A network is a collection of points, called nodes, connected by lines, called edges. This structure can represent anything from a group of friends on social media to interconnected airports. Within these systems, some nodes are more important than others. The method used to measure the influence of a single node within the network is called centrality analysis.
This analysis identifies significant nodes, such as influential people or major transportation hubs. The concept was developed within social network analysis to understand the roles individuals play within social structures. Examining a node’s position helps us understand its function and influence on the rest of the network.
Degree Centrality
Degree centrality measures a node’s importance by counting its number of direct connections, or edges. In a social network, a person with the most followers has the highest degree centrality. This metric is straightforward because it only requires information about a node’s immediate connections.
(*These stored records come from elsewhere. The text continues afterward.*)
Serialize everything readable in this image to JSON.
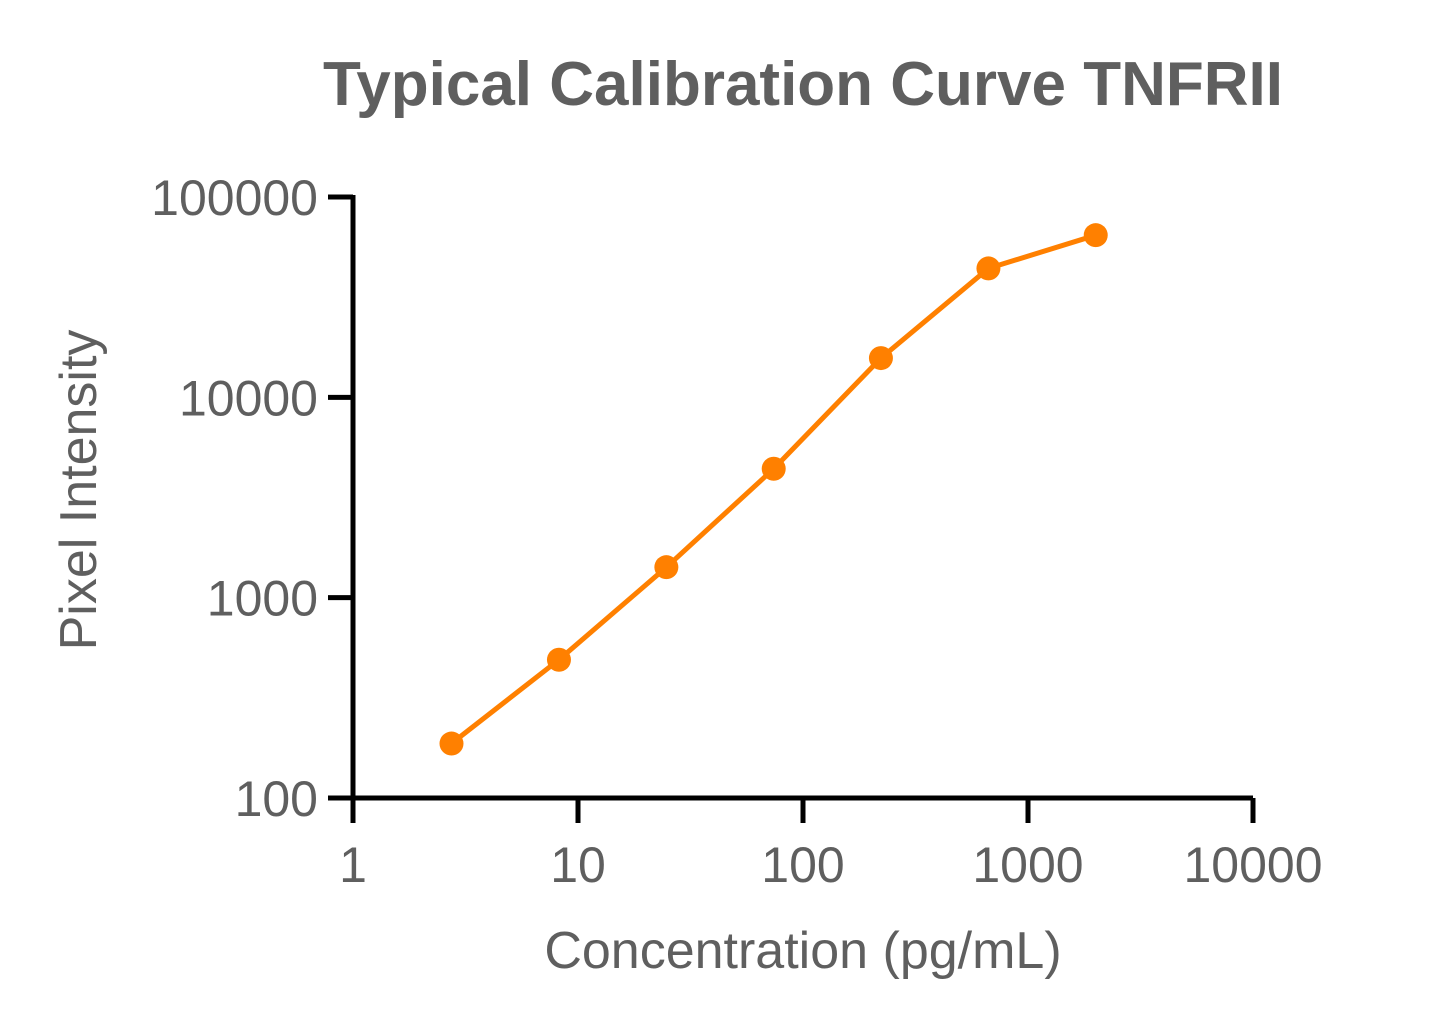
{
  "chart_data": {
    "type": "line",
    "title": "Typical Calibration Curve TNFRII",
    "xlabel": "Concentration (pg/mL)",
    "ylabel": "Pixel Intensity",
    "x_scale": "log",
    "y_scale": "log",
    "xlim": [
      1,
      10000
    ],
    "ylim": [
      100,
      100000
    ],
    "x_ticks": [
      "1",
      "10",
      "100",
      "1000",
      "10000"
    ],
    "y_ticks": [
      "100",
      "1000",
      "10000",
      "100000"
    ],
    "grid": false,
    "series": [
      {
        "color": "#ff8000",
        "x": [
          2.74,
          8.23,
          24.7,
          74.1,
          222,
          667,
          2000
        ],
        "y": [
          187,
          490,
          1420,
          4400,
          15700,
          44000,
          64500
        ]
      }
    ]
  }
}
A high degree centrality suggests a hub of activity with numerous direct links, allowing for the rapid dissemination of information. For instance, a journalist with many direct contacts can spread a story widely. Conversely, a node with low degree centrality is on the periphery of the network with less immediate influence.
This measurement is local, as it does not consider the network’s global structure. Its limitation is that it treats every connection as equal and does not account for the importance of the nodes to which it is connected.
Betweenness Centrality
Betweenness centrality measures a node’s influence by its role as a bridge. It identifies nodes that frequently lie on the shortest paths connecting other pairs of nodes. A node with high betweenness acts as a connector, controlling the flow of information between different parts of the network, making them gatekeepers.
In an international airport system, a major hub like Dubai connects passengers traveling between smaller, disconnected cities. This airport has a high betweenness centrality because it is a link in many travel itineraries, and removing it could disrupt connections across the network.
This measure shows that a node does not need many direct connections to be important. A bridge connecting two islands has low degree centrality but high betweenness centrality. In organizations, individuals in these bridging positions can become informational bottlenecks or brokers.
Closeness Centrality
Closeness centrality measures a node’s importance by its accessibility to all other nodes. It calculates the average shortest path length from one node to every other node. Nodes with high closeness centrality can reach the rest of the network most efficiently, spreading information with minimal delay.
When planning a new emergency facility like a hospital, placing it at a location with high closeness centrality minimizes average travel time to any point in the city. This ensures the fastest possible response. Similarly, a server with high closeness can distribute data to all client machines with the lowest latency.
This measure focuses on the speed of dissemination across the entire network, providing a global perspective on a node’s position. A node is central if it can quickly interact with all other nodes. This makes it a useful metric for identifying optimal points for distribution.
Eigenvector Centrality
Eigenvector centrality operates on the principle that not all connections are equal. A node’s importance is determined by the importance of its neighbors. A node connected to other influential nodes will have a higher eigenvector centrality than one connected to many less important nodes.
The adage, “it’s not what you know, it’s who you know,” captures this concept. In a professional network, a connection to a single industry leader is more valuable than connections to many interns, as the leader’s connection confers more influence.
A well-known application is Google’s PageRank algorithm, a variant of eigenvector centrality. A webpage is considered important if linked to by other important webpages. This method improved web search by providing results based on the quality of links, not just the quantity.
Applications of Node Centrality
Centrality measures are tools for analyzing networks in various fields. In epidemiology, betweenness centrality helps identify potential “super-spreaders.” It pinpoints individuals who act as bridges between communities, which can facilitate the transmission of a disease across separate groups.
In marketing, degree centrality can find individuals with the largest immediate audience for broad campaigns. For campaigns targeting specific influential circles, eigenvector centrality is more effective because it identifies individuals whose endorsements carry more weight.
For infrastructure planning, closeness centrality helps find the optimal location for a new facility, like a distribution center. It identifies the location with the most efficient access to the population. In counter-terrorism, analysts use betweenness centrality to disrupt covert networks by identifying brokers who control the flow of information between cells.